Il ressort de tout cela que, lorsqu’une personne capable de montrer une preuve clairement visible dans le présent exposera le Sūtra du Lotus, d’autres y croiront également.
Honorable Hōren, dans la déclaration concernant les récitations du Sūtra que vous m’avez fait parvenir, vous dites : « Pour marquer la treizième année de la disparition de mon regretté père tant aimé, j’ai récité à cinq reprises le Sūtra du Véhicule Unique, le Sūtra du Lotus de la Loi merveilleuse. »
Le bouddha Shakyamuni, seigneur des enseignements, est connu sous le titre d’Honoré du monde de la grande illumination.
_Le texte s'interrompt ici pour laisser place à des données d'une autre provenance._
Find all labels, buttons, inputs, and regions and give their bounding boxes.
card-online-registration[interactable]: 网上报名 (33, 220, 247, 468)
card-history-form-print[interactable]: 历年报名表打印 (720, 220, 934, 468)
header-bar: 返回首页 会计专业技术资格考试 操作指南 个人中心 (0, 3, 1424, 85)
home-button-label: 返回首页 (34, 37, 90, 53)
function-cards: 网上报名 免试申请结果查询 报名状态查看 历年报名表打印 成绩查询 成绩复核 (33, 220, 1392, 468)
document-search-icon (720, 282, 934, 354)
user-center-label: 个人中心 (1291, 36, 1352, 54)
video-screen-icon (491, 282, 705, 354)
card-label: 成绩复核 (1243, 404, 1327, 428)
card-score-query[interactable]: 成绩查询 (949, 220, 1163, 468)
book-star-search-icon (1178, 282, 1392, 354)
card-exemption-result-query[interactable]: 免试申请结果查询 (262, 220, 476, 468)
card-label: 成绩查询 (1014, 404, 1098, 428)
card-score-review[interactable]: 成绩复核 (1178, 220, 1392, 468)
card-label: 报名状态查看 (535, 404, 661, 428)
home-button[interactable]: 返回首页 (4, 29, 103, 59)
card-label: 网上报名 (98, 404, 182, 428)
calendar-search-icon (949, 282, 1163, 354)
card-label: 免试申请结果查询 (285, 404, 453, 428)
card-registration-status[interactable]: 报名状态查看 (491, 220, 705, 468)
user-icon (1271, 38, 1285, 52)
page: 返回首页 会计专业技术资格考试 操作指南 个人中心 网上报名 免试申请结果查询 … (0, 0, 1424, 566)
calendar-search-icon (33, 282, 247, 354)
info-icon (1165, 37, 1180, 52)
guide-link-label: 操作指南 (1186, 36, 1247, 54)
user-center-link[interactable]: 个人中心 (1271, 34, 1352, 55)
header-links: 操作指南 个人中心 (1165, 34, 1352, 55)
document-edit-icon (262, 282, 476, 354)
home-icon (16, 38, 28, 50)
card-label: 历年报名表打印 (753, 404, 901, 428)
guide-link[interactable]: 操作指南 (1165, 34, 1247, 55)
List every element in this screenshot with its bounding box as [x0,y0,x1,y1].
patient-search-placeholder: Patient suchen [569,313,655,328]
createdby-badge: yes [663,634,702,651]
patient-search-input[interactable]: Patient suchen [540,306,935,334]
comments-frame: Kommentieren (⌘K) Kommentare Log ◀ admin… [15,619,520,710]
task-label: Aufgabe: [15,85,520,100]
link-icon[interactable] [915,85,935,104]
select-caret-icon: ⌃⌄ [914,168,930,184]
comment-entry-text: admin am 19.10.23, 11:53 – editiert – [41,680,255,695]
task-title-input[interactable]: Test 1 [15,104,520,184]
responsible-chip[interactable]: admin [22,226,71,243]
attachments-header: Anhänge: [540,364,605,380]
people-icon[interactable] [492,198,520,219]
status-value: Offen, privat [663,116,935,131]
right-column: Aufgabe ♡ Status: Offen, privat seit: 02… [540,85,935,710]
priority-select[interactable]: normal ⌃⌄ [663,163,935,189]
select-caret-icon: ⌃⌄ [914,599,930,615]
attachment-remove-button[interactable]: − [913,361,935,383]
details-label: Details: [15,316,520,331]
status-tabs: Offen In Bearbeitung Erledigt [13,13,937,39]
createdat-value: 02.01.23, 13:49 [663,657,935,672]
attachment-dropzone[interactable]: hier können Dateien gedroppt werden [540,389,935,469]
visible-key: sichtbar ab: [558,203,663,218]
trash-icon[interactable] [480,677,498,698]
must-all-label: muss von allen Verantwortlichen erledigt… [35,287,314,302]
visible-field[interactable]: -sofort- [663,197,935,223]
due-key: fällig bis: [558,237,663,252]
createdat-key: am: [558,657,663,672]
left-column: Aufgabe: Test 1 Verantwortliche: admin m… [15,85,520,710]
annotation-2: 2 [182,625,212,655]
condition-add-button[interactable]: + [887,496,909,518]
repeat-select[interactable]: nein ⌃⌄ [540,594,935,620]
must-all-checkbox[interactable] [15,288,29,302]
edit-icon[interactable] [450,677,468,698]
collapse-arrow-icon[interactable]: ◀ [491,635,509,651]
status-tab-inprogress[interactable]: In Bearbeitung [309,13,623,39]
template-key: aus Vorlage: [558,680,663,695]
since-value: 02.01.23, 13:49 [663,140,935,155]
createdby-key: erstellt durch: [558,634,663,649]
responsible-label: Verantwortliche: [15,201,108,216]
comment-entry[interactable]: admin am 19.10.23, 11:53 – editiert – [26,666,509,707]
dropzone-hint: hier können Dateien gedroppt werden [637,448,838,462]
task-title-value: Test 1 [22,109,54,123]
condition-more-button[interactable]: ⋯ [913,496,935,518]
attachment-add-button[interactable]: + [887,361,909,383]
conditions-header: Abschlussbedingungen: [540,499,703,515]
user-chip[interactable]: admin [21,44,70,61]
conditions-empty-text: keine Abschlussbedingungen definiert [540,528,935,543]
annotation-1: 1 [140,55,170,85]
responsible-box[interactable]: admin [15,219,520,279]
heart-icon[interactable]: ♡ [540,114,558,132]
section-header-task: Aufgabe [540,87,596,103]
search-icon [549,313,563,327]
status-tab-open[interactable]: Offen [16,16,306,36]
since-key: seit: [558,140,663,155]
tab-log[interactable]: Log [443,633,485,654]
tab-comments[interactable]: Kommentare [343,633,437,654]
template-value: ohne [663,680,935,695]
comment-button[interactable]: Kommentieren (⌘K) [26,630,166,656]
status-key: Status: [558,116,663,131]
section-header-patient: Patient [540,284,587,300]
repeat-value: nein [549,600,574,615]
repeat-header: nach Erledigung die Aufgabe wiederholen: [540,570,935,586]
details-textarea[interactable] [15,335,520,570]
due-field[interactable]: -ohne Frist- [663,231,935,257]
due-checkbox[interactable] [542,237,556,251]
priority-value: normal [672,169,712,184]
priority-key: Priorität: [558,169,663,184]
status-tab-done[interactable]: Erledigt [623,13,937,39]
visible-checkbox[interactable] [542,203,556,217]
On peut donner au caractère [chinois] signifiant « honoré » le sens d’« élevé » et au caractère signifiant « élevé » celui de « piété filiale ». Le Bouddha est gratifié du titre d’Honoré du monde parce que, parmi toutes les personnes connues pour leur dévotion filiale, il est le plus remarquable.
Le corps de l’Ainsi-Venu Shakyamuni était de la couleur de l’or et doté des trente-deux signes principaux. Parmi ces trente-deux signes, figurait le sommet du crâne que nul ne peut voir, ce qui signifie que, bien que le bouddha ait mesuré un peu plus de six pieds, le brahmane de l’école du Bâton de bambou ne put en évaluer la taille23, et que le dieu Brahma ne put voir le sommet de son crâne. D’où l’expression « le haut du crâne que nul ne peut voir ». Et il acquit cette caractéristique parce que c’était un grand homme, inégalable en matière de dévotion filiale.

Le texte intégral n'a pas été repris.